The federal government now has the Liberal NSW government offside over economic support as the populous state grapples with a surge in COVID-19 cases and extends a debilitating Greater Sydney lockdown into a third week.
In a move which places more pressure on the Prime Minister Scott Morrison over the sluggish pace of Australia's vaccine rollout, the federal Treasurer Josh Frydenberg has denied a request from his state counterpart Dom Perrottet to reinstate the $90 billion JobKeeper wage subsidy program to support NSW workers.
It is a rerun of last month's request from the Victorian government which was also denied and comes as NSW records another 27 new locally acquired cases and big business heads meet with Mr Frydenberg and the head of the COVID-19 vaccine taskforce in a bid to accelerate the vaccination rollout.
"We are not bringing back JobKeeper," Mr Frydenberg stated on Wednesday, stressing that the initial emergency phase of the pandemic is over.
"That was an emergency support payment that we introduced at the height of the pandemic. We then extended it beyond the initial six months to 12 months. We brought in a tiered payment to take into account the number of hours that were worked."
The Treasurer said the Commonwealth will provide to eligible NSW workers the same temporary COVID-19 disaster payment ($325 - $500 payments) that was given to Victorian workers several weeks ago when the lockdown was extended beyond a week.

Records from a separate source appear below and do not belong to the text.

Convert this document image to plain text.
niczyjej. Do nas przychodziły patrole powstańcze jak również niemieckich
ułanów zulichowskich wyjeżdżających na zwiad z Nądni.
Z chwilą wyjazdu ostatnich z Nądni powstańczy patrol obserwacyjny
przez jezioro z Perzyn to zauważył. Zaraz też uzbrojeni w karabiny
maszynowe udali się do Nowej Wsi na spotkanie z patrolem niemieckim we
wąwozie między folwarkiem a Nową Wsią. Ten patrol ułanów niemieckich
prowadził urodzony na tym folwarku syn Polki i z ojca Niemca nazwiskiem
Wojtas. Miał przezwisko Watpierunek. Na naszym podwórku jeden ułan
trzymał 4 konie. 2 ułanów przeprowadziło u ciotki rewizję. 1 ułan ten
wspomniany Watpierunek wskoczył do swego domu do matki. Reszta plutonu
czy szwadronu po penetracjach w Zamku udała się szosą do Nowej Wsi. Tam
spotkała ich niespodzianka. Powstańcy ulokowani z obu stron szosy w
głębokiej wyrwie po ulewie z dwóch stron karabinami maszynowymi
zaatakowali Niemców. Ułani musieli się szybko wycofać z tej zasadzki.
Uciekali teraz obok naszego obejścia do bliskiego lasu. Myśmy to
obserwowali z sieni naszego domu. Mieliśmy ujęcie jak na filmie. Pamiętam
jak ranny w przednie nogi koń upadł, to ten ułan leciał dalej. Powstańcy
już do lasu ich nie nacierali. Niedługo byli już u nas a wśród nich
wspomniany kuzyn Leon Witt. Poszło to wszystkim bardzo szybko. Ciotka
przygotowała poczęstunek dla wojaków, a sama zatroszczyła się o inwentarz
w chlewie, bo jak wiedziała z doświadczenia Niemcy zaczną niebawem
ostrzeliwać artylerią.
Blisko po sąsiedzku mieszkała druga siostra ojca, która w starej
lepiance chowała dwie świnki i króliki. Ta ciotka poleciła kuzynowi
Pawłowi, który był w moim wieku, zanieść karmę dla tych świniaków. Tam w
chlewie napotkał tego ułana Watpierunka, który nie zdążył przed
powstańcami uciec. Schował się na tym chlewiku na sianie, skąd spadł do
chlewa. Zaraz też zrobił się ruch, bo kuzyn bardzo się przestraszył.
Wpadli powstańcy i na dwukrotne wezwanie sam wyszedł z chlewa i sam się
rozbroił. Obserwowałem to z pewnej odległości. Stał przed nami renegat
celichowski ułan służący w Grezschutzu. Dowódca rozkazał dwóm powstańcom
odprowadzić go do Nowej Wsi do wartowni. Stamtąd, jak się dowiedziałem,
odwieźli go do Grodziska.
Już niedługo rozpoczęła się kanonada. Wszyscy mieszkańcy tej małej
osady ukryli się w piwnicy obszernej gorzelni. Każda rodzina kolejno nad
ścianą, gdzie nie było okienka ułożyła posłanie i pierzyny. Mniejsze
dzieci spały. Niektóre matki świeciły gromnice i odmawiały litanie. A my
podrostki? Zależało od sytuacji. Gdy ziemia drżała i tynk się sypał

Earlier, the NSW Premier Gladys Berejiklian faced a testy media conference as she confirmed the extension of the lockdown for Greater Sydney.
It was put to her by a journalist that some business owners are on the brink and are contemplating suicide.

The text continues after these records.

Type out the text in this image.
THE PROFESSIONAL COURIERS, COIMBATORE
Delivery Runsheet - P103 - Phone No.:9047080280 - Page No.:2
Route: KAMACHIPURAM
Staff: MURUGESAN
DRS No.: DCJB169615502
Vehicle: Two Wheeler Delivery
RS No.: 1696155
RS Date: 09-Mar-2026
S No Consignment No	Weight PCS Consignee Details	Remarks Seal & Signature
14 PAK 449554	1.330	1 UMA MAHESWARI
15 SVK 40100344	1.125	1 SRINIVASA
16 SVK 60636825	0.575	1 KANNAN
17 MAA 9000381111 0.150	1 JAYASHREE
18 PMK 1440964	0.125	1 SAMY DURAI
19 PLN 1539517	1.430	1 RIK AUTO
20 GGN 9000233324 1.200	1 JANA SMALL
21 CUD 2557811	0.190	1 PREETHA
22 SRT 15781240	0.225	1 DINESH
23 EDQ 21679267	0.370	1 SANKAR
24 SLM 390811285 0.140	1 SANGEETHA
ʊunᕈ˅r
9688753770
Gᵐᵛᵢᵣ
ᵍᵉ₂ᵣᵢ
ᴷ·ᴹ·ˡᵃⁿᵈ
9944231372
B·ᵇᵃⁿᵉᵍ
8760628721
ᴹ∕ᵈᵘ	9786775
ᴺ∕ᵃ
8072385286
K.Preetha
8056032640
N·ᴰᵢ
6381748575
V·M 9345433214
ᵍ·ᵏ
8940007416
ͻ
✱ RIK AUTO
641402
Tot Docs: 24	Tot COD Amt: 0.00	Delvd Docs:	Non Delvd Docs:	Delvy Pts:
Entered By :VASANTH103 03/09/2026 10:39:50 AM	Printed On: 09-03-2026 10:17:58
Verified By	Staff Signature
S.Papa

"Mental health for many of our citizens is a big issue at the moment, especially for businesses who are trying to stay afloat," she said. "And if we need to do more of course we will."

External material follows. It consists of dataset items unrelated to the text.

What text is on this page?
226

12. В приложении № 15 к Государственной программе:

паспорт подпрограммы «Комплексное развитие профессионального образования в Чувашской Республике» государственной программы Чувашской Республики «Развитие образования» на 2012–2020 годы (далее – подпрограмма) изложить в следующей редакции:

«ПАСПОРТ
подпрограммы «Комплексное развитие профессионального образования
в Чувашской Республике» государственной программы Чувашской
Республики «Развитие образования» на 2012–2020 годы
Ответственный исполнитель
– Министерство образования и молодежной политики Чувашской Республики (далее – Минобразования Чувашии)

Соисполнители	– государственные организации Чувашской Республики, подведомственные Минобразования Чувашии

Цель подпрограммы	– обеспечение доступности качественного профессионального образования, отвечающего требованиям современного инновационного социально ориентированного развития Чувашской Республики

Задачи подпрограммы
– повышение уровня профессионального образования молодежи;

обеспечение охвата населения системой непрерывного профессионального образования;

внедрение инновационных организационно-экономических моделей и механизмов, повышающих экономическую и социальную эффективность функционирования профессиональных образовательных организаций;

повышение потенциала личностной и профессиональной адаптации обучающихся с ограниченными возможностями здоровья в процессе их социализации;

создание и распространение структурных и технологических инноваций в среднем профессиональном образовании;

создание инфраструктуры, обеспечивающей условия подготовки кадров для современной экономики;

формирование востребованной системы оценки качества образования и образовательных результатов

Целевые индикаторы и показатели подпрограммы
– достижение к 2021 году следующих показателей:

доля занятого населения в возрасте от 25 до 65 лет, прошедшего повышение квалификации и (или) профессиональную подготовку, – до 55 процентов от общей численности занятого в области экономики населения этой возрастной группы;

"I know how tough businesses are doing, but I also appreciate they would much prefer living in an environment where there wasn't a lockdown every second week, as opposed to what we're doing now."
The state's Health Minister blamed the vaccination rollout, although he conceded the federal government has faced a "very tough ask" in sourcing vaccines from around the world.
"The situation we're in now is largely because we haven't been able to get the vaccine that we need," Brad Hazzard said.
The shadow treasurer Jim Chalmers said Mr Frydenberg was too fast to rule out support and too slow to roll out vaccines.
"If only Josh Frydenberg was as quick to introduce the vaccine around Australia as he was to rule out additional support for workers and small businesses doing it tough as a consequence of the Morrison government's incompetence," he said.
"We don't want to see the Morrison government make the same mistake in Sydney that it made in Melbourne which was too little, too late and too narrow."
Boosting the beleaguered rollout with the help of some of Australia's biggest companies was the focus of a virtual roundtable held on Wednesday with the Treasurer, the head of the COVID-19 vaccine taskforce Lieutenant-General John Frewen, Chief Medical Officer Paul Kelly and chief executive officers of businesses including Coles, Commonwealth Bank, Telstra, Virgin and Qantas.
Mr Frydenberg called it a "new phase of our Covid response", while Lieutenant-General Frewen said he had reviewed the rollout and was drawing a "fresh line in the sand".
Proposals were put on the table for discussion such as vaccination incentives, workplace vaccination programs and offers to host Covid vaccine hubs.
But most ideas would require time - and a surge in vaccine doses - to become reality.
"There were many offers of premises for vaccinations being rolled out," Mr Frydenberg said.
"Including from Wesfarmers. That raised the opportunities that could be provided at the local Bunnings or Officeworks.
"There were extensive discussion about a whole range of issues."
The supply of the Pfizer vaccine is expected to open up over September, October and November.